AB 64. Early hemi-diaphragmatic plication through a video assisted mini-thoracotomy in postcardiotomy phrenic nerve paresis
Background: New symptom onset of respiratory distress without other cause, and new hemi-diaphragmatic elevation on chest radiography postcardiotomy, are usually adequate for the diagnosis of phrenic nerve paresis. The symptom severity varies (asymptomatic state to severe respiratory failure) depending on the degree of the lesion (paresis vs. paralysis), the age, and the co-morbidity (respiratory/cardiac disease, morbid obesity, etc). Surgical treatment (hemi-diaphragmatic plication) is indicated only in the presence of symptoms. The timing of surgery depends on the severity and the progression of symptoms. In infants and young children with postcardiotomy phrenic nerve paresis the clinical status is usually severe (failure to wean from mechanical ventilation), and early plication is indicated. Adults with postcardiotomy phrenic nerve paresis usually suffer from chronic dyspnoea, and, in the absence of respiratory distress, conservative treatment is recommended for 6 months -2 years, since improvement is often observed. Nevertheless, earlier surgical treatment is indicated in non-resolving respiratory failure. We present early hemi-diaphragmatic plication, in a high risk patient with postcardiotomy phrenic nerve paresis.

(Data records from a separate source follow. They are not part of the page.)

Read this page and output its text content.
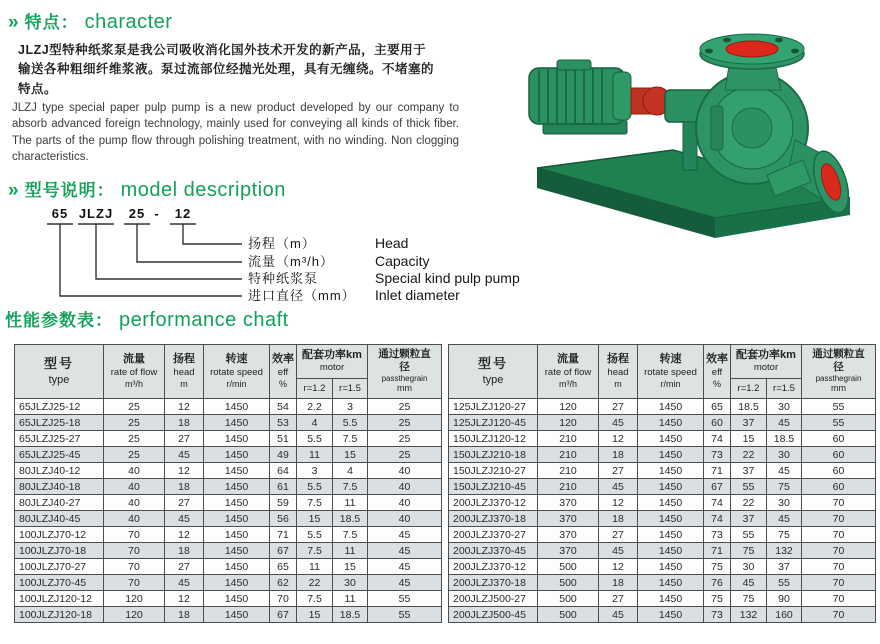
» 特点： character
JLZJ型特种纸浆泵是我公司吸收消化国外技术开发的新产品，主要用于输送各种粗细纤维浆液。泵过流部位经抛光处理，具有无缠绕。不堵塞的特点。
JLZJ type special paper pulp pump is a new product developed by our company to absorb advanced foreign technology, mainly used for conveying all kinds of thick fiber. The parts of the pump flow through polishing treatment, with no winding. Non clogging characteristics.
» 型号说明： model description
65 JLZJ 25 - 12
扬程（m）
流量（m³/h）
特种纸浆泵
进口直径（mm）
Head
Capacity
Special kind pulp pump
Inlet diameter
性能参数表： performance chaft
型号
type

流量
rate of flow
m³/h

扬程
head
m

转速
rotate speed
r/min

效率
eff
%

配套功率km
motor

通过颗粒直径
passthegrain
mm

					r=1.2	r=1.5	
65JLZJ25-12	25	12	1450	54	2.2	3	25
65JLZJ25-18	25	18	1450	53	4	5.5	25
65JLZJ25-27	25	27	1450	51	5.5	7.5	25
65JLZJ25-45	25	45	1450	49	11	15	25
80JLZJ40-12	40	12	1450	64	3	4	40
80JLZJ40-18	40	18	1450	61	5.5	7.5	40
80JLZJ40-27	40	27	1450	59	7.5	11	40
80JLZJ40-45	40	45	1450	56	15	18.5	40
100JLZJ70-12	70	12	1450	71	5.5	7.5	45
100JLZJ70-18	70	18	1450	67	7.5	11	45
100JLZJ70-27	70	27	1450	65	11	15	45
100JLZJ70-45	70	45	1450	62	22	30	45
100JLZJ120-12	120	12	1450	70	7.5	11	55
100JLZJ120-18	120	18	1450	67	15	18.5	55
型号
type

流量
rate of flow
m³/h

扬程
head
m

转速
rotate speed
r/min

效率
eff
%

配套功率km
motor

通过颗粒直径
passthegrain
mm

					r=1.2	r=1.5	
125JLZJ120-27	120	27	1450	65	18.5	30	55
125JLZJ120-45	120	45	1450	60	37	45	55
150JLZJ120-12	210	12	1450	74	15	18.5	60
150JLZJ210-18	210	18	1450	73	22	30	60
150JLZJ210-27	210	27	1450	71	37	45	60
150JLZJ210-45	210	45	1450	67	55	75	60
200JLZJ370-12	370	12	1450	74	22	30	70
200JLZJ370-18	370	18	1450	74	37	45	70
200JLZJ370-27	370	27	1450	73	55	75	70
200JLZJ370-45	370	45	1450	71	75	132	70
200JLZJ370-12	500	12	1450	75	30	37	70
200JLZJ370-18	500	18	1450	76	45	55	70
200JLZJ500-27	500	27	1450	75	75	90	70
200JLZJ500-45	500	45	1450	73	132	160	70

Patient and methods: A 72 year old woman, with bioprosthetic mitral valve endocarditis, native aortic valve endocarditis, and acute renal failure, underwent urgent redo mitral valve replacement and aortic valve replacement (predicted mortality Euroscore II: 23.86%). Despite good valve and cardiac function, infection control, and weaning from mechanical ventilation she had respiratory failure (dyspnoea, tachypnoea, orthopnoea, hypoxaemia, need for continuous oxygen supplementation). Chest radiography revealed a new right hemi-diaphragm elevation, with severe progressing lung atelectasis. Right hemi-diaphragm postero-anterior plication was performed through a video assisted right mini-thoracotomy on the 25th postoperative day.
Results: Early extubation was achieved, adequate respiratory function was established, chest radiography was normalized (normal right hemidiaphragm position, right lung expansion). After mobilization and rehabilitation the patient was discharged home on the 8th day after plication.
Conclusions: Several techniques and approaches are employed for diaphragmatic plication (thoracotomy, video-assisted thoracoscopic surgery, video-assisted mini-thoracotomy, laparoscopic surgery). The early plication through a video assisted mini-thoracotomy was safe and effective, offering minimal surgical trauma, short operative time, minimal blood loss and postoperative pain, leading to fast rehabilitation and avoidance of prolonged hospitalization complications.